Influence of altered gravity during parabolic flight on ABC transporter genes. ABCC1, ABCC4, ABCD4, ABCF2, and TAP2 RNA levels after 1 g (light gray), 1.8 g (dark gray), and μg (black) conditions during the 19th DLR parabolic flight campaign. Hardware ground controls (H/W, striped) are shown for each experimental group. RNA expression levels are displayed as fluorescence intensities. ABCC1 and ABCF2 show no significant change in RNA expression levels upon altered gravity, while ABCC4 and TAP2 display μg sensitivity compared to 1.8 g and to 1.8 g and 1 g, respectively. ABCD4 reacts sensitively to 1.8 g compared to 1 g, and ABCD4 and TAP2 show vibration sensitivity comparing 1 g to H/W. Mean values of at least three measurements with standard deviations are shown. ^* P < 0.05, ^** P < 0.005.

Figure 9

Influence of altered gravity during sounding rocket flight on ABC transporter genes. ABCC1, ABCC4, ABCD4, ABCF2, and TAP2 RNA expression levels after launch and acceleration (BL, dark gray) and μg (black) conditions of TEXUS-49. Hardware ground controls (H/W, striped) are shown for each experimental group.
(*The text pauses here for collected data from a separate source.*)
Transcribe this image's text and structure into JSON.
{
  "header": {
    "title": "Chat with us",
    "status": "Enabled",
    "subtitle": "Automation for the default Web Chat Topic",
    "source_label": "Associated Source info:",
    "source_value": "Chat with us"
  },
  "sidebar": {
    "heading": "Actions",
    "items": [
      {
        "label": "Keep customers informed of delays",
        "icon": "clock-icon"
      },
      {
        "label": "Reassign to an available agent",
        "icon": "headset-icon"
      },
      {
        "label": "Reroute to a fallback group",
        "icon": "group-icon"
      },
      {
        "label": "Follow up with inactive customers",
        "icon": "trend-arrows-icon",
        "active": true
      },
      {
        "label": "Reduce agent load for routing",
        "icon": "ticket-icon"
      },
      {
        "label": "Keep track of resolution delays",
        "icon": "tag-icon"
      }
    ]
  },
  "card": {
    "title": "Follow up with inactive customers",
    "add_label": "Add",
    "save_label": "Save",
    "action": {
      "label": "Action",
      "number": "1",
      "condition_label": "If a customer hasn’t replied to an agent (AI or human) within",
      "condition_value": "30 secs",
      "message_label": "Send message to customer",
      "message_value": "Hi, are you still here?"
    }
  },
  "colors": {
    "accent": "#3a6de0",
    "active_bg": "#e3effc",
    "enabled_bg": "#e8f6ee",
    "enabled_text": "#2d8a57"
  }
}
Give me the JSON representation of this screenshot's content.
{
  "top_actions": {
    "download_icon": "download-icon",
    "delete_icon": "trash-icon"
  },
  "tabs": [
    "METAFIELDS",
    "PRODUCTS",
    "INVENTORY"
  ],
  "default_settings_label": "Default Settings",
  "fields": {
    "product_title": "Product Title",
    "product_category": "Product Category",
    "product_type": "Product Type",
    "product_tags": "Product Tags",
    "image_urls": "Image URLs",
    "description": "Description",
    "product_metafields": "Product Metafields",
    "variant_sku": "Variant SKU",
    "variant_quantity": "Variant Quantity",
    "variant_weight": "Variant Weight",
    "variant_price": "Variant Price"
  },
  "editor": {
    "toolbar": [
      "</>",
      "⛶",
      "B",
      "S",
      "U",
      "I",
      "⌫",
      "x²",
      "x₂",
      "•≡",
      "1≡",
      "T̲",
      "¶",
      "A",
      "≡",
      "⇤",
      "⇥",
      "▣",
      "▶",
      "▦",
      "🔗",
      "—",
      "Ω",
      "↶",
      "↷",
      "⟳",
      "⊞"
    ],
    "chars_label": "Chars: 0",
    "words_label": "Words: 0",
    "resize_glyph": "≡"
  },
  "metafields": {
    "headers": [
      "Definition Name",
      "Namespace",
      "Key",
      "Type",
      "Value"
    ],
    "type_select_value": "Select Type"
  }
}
RNA levels are depicted as fluorescence intensities. Only ABCC1 expression is stable over all g conditions. ABCC4, ABCD4, ABCF2, and TAP2 display μg sensitivity compared to BL and to H/W in the case of ABCF2 and TAP2. TAP2 also shows vibration sensitivity comparing BL to H/W. Mean values of at least three measurements with standard deviations are shown. ^* P < 0.05, ^** P < 0.005, and ^*** P < 0.0005.